Kerstin Ekman

Kerstin Ekman wurde am 27.08.1933 in einem kleinen Dorf in Mittelschweden geboren. Nach ihrer Schulausbildung studierte sie in Uppsala Literaturgeschichte, Deutsch und nordische Sprachen. Ihre Magisterarbeit schrieb sie über den schwedischen Dichter Bo Bergman. Nach ihrem Studium arbeitete Kerstin Ekman als Lehrerin, Drehbuchautorin und Literaturkritikerin, bevor sie zunächst mit Kriminalromanen Berühmtheit erlangte. Ihr erster Kriminalroman »Trettio meder mord« wurde 1959 in schwedisch veröffentlicht. In Deutsch erschien er im Jahre 1962 unter dem Titel »Der Tod filmt mit«. Vor einem Jahr wurde er als »Die Nacht vor dem Mord« wiederveröffentlicht.

Der große Durchbruch in Deutschland gelang ihr mit dem 1993 erschienenen Roman »Geschehnisse am Wasser«. Die Sprachgewalt der Autorin, die Melancholie von Landschaft und Menschen machen aus dem beklemmenden Geschehnissen um einen Mord in einem kleinen nordschwedischen Dorf einen mitreißenden Krimi, den der Leser nicht mehr losläßt. Das Buch erschien in 20 Ländern.

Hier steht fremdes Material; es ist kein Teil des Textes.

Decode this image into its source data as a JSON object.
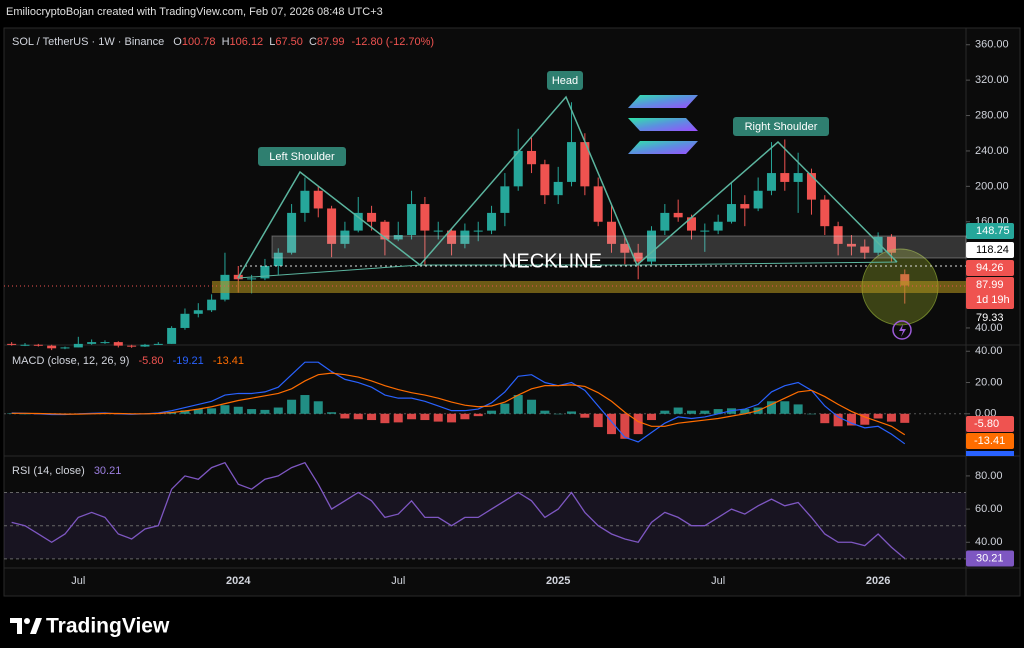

Eigentlich war der Roman nicht als Krimi geplant, doch Kerstin Ekman hatte das Gefühl, dass jene gewalttätige Intrige dabeisein müsse. Die Autorin meint selbst, dass sie nur die ersten vier Jahre ihrer Schriftstellerin-Karriere eine richtige Krimi-Autorin war. Nach dem Krimi »Dödsklockan« (Todesglocke), der 1963 erschien, wurde ihr das Genre zu eng und sie wollte etws Anderes ausprobieren. Sechs Krimis schrieb sie bis zu diesem Zeitpunkt. Der Goldmann-Verlag brachte einige davon damals in deutscher Sprache heraus. Der neuaufgelegte Krimi »Geschehnisse am Wasser« wurde zum Bestseller. Darum wurden frühere Ekman-Krimis wiederveröffentlicht, bzw. erschienen das erste Mal auf Deutsch. So kann man Kerstin Ekman nun Wiederentdecken.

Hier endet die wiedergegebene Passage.